Peter Magowan, the former San Francisco Giants executive who thwarted a relocation attempt and championed construction of the waterfront stadium now called Oracle Park, passed away Sunday at age 76 after a long fight with cancer. He died at his home in the San Francisco's Pacific Heights neighborhood, surrounded by family and friends, his wife Debby Magowan told the San Francisco Chronicle.

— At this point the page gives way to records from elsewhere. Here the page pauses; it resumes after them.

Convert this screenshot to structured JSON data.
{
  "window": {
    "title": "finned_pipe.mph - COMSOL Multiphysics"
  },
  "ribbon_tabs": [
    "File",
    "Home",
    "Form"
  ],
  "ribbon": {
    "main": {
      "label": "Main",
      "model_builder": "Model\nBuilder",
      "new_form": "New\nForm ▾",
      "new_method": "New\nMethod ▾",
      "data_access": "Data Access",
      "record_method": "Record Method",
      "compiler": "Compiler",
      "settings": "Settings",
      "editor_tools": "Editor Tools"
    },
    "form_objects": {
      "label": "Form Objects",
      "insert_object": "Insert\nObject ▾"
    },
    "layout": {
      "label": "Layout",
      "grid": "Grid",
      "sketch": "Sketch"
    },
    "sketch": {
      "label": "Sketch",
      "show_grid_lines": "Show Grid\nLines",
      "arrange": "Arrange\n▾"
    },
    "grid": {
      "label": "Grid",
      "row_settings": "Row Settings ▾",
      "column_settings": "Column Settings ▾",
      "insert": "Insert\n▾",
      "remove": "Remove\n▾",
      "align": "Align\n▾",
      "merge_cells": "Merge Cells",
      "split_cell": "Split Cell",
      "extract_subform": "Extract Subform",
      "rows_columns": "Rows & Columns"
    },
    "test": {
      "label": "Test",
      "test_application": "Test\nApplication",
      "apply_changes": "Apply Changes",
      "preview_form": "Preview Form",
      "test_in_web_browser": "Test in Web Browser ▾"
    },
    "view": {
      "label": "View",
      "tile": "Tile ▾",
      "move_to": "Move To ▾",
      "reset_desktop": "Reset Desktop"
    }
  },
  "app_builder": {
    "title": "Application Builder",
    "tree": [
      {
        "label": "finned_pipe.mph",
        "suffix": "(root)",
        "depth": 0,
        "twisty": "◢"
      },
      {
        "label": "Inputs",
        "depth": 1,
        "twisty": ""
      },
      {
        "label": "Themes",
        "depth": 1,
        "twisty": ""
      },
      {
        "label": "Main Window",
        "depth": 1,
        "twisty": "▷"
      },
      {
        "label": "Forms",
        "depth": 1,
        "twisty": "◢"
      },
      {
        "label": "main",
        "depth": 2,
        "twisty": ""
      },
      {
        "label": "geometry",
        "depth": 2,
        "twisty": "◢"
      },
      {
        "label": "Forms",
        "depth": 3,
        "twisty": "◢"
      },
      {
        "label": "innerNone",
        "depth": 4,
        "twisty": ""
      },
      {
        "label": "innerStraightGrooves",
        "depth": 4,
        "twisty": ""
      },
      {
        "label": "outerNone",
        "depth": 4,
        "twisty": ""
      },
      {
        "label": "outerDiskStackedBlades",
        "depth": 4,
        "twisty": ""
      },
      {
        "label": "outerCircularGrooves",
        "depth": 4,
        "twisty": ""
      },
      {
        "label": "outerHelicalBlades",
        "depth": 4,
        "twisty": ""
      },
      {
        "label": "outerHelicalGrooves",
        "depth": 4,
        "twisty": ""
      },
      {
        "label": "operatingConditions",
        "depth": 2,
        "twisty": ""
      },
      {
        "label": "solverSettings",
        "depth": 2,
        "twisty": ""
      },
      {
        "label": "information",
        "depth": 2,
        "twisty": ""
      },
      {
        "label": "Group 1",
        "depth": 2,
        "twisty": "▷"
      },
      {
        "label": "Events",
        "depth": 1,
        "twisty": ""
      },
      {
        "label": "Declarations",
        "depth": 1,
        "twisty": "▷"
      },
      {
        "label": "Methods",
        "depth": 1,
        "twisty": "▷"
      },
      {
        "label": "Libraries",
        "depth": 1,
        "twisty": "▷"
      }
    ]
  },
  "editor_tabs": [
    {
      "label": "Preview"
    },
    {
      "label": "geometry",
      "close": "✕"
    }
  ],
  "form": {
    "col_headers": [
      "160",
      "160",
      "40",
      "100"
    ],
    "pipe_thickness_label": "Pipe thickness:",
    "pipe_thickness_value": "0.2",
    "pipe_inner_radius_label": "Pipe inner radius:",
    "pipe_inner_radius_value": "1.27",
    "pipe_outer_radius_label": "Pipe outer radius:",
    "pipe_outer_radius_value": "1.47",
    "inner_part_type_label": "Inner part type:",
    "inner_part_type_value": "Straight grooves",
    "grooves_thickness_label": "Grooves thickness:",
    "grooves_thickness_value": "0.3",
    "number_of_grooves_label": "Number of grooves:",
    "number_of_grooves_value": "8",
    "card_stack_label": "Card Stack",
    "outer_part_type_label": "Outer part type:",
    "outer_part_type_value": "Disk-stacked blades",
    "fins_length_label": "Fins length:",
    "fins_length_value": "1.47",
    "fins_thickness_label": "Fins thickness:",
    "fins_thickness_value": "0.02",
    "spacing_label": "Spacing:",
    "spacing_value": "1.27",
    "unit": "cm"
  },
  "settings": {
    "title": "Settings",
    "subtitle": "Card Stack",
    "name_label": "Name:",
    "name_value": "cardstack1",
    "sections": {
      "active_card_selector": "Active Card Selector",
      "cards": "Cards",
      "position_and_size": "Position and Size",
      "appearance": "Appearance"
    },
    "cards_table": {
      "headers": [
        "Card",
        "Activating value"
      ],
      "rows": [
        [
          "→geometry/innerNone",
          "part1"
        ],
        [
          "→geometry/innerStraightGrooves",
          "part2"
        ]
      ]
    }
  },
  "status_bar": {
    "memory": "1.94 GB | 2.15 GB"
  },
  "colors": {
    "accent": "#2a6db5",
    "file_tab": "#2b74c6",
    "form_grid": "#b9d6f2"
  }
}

The Giants announced plans earlier this month to induct Magowan into the franchise's Wall of Fame during a ceremony at the ballpark on Feb. 9. He will be the 53rd person and first non-player to receive a plaque on the wall. A Giants fan growing up in New York, Magowan was the leader of an investment group that purchased the team from Bob Lurie in January 1993. Their efforts kept the Giants in San Francisco, staving off a possible move to the Tampa-St. Petersburg area.
Other highlights of his tenure as managing general partner (1993-2008) included signing Barry Bonds in 1993 and replacing the rundown Candlestick Park with a new stadium in the city's China Basin neighborhood in 2000. "Peter Magowan did save baseball for San Francisco," then-commissioner of baseball Bud Selig said when Magowan stepped down in 2008.
"He should get credit for that. That's a fact. He got a beautiful ballpark built. When you look back at what he's done in San Francisco, a town he loves, those are the two overriding things he did." Magowan had been ill for many years, undergoing surgeries to treat prostate and liver cancer. He had recently entered hospice care, according to the Chronicle.